Mambu’s aim was to make a banking platform available as SaaS to people with innovative ideas about how to reach the underserved markets anywhere in the world. And we wanted our platform to be so good that the large existing banks would also want to use it not just for the cost advantages but for the speed, agility and for the more modern architectures that it would enable.
Our goal was to create a secure, scalable, agile, easy-to-use, flexible banking platform that worked on a lean operating model with a low cost-to-serve. Incorporated in December 2010, we opened for business in April 2011.
Our timing was impeccable. Regulators and venture capital had woken up to the potential of digital banking and fintechs, fuelling the rise of innovative services such as peer-to-peer groups Lending Club and Funding Circle in the US. New banks also started to open – Metro Bank was the first in 100 years to win a licence in the UK, swiftly followed by a slew of others, including OakNorth, Monzo and Revolut.
Regulators also saw the benefits that digital banking could bring. Across Europe and the Asia Pacific, banks using the principles of composability have applied for and won licences throughout the decade, from N26 in Germany to WeBank in China. Incumbent banks quickly saw the operating model benefits enjoyed by these neo banks, perceiving the long-term threat they posed. Their response has included launching their own subsidiary banks on cloud platforms. The result is a more competitive financial services landscape that is on a path to give billions more people access to services that are better and more accessible than ever.
In the course of the past 10 years, the industry has made great strides toward financial inclusion. As financial services continue to pivot away from a Wall Street-mindset towards a Silicon Valley-mindset, it will create more value for the customer and also more options in terms of financial services providers.
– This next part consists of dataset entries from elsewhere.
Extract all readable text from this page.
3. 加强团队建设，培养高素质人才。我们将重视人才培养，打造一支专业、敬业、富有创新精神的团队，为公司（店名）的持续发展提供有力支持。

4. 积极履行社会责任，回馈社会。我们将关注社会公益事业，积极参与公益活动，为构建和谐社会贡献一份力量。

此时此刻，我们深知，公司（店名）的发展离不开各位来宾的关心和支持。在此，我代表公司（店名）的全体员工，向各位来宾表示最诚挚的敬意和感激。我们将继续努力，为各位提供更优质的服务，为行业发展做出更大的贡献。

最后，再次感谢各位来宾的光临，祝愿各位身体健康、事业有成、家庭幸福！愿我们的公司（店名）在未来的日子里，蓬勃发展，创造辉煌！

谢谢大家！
In addition to highly personalised neo banks, there will be a surge in ubiquitous lifestyle banking with financial services embedded into customers' lives - think Klarna, AliPay and Amazon Payments. As the next decade progresses, finance will be viewed more as a feature that is embedded in the transaction journey rather than as a standalone service. The benefits will be numerous - from greater innovation and diversification to financial inclusion, particularly in emerging markets and developing economies.
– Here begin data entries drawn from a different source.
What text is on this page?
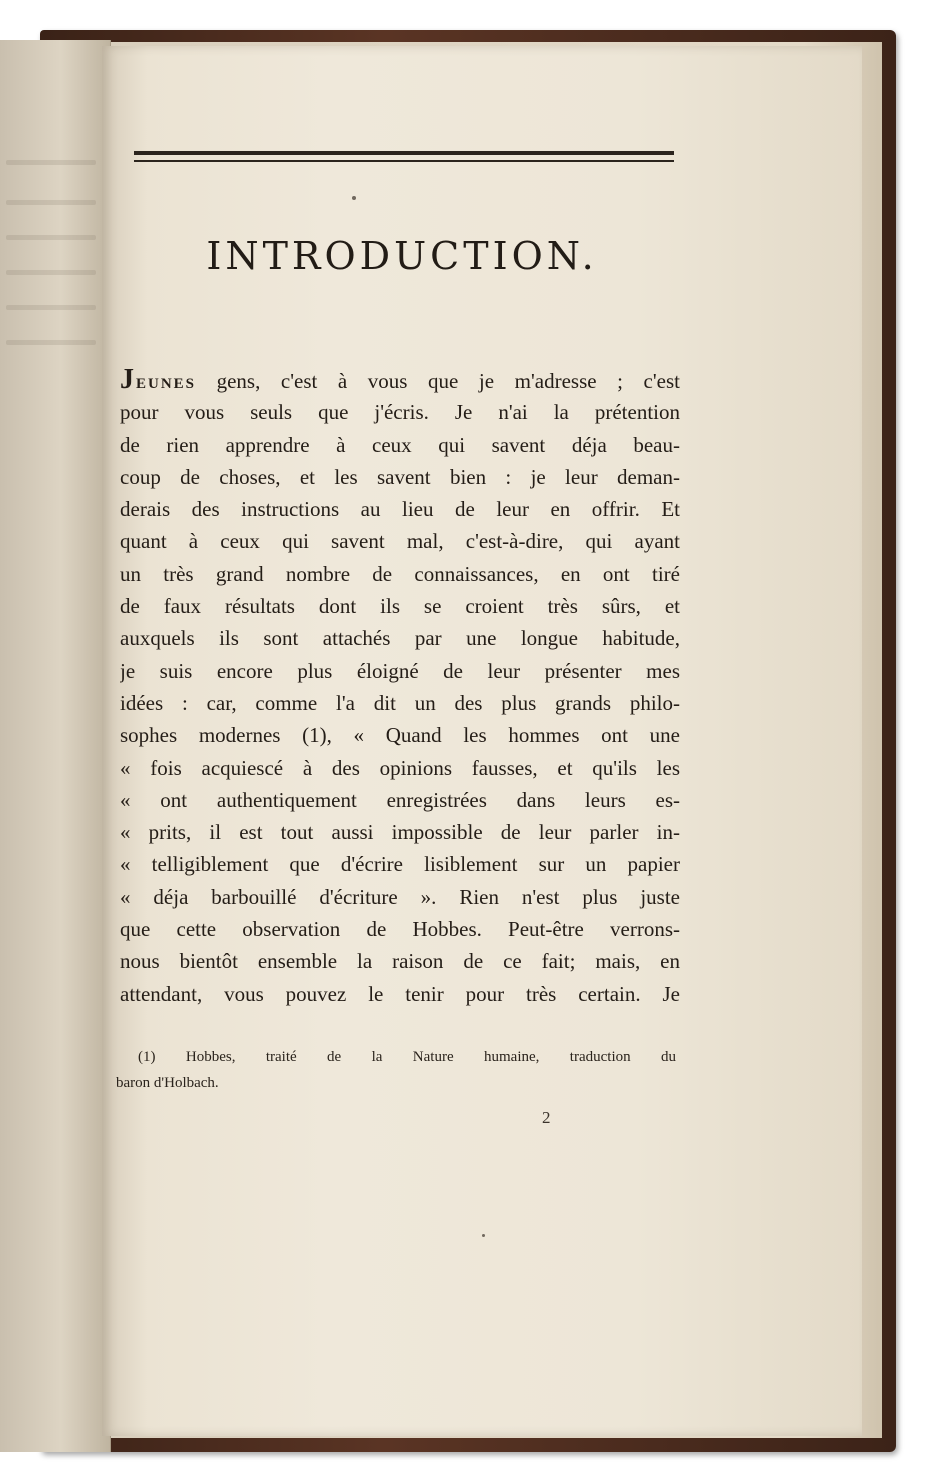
INTRODUCTION.
JEUNES gens, c'est à vous que je m'adresse ; c'est
pour vous seuls que j'écris. Je n'ai la prétention
de rien apprendre à ceux qui savent déja beau-
coup de choses, et les savent bien : je leur deman-
derais des instructions au lieu de leur en offrir. Et
quant à ceux qui savent mal, c'est-à-dire, qui ayant
un très grand nombre de connaissances, en ont tiré
de faux résultats dont ils se croient très sûrs, et
auxquels ils sont attachés par une longue habitude,
je suis encore plus éloigné de leur présenter mes
idées : car, comme l'a dit un des plus grands philo-
sophes modernes (1), « Quand les hommes ont une
« fois acquiescé à des opinions fausses, et qu'ils les
« ont authentiquement enregistrées dans leurs es-
« prits, il est tout aussi impossible de leur parler in-
« telligiblement que d'écrire lisiblement sur un papier
« déja barbouillé d'écriture ». Rien n'est plus juste
que cette observation de Hobbes. Peut-être verrons-
nous bientôt ensemble la raison de ce fait; mais, en
attendant, vous pouvez le tenir pour très certain. Je
(1) Hobbes, traité de la Nature humaine, traduction du
baron d'Holbach.
2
Data lies at the heart of this shift. Think about how data is already being used to ease customer pain points. Electric carmaker Tesla is looking into offering insurance. This isn’t because Tesla wants to become an insurance broker. It believes that by making the process of insuring its cars simpler it will make the buying and owning experience of cars fundamentally better. Klarna, the point-of-sale credit service, is another example. It helps people buy what they want on credit as part of the purchase to reduce the friction of the transaction
Banks will be able to use the data they collect to help people spend their money better – perhaps by offering price comparison services for utilities or insurance along with switching. They will be able to ensure businesses take out the right-sized loans to let them expand profitably without being overburdened. And they will be able to personalise what they offer to individual customers - individuals or businesses - to help them reach their unique goals. Using technology, retail banking may start to have some of the same features previously only available in personal banking for high net worth individuals but at far lower cost and with lower barriers to entry.
These developments are made possible by open ecosystems that allow banks to pick and choose which technologies they leverage to help them provide the services their customers want at a cost and operational complexity that is attractive. And Mambu will continue to enable both the new entrants and the traditional financial institutions make banking better over the next decade.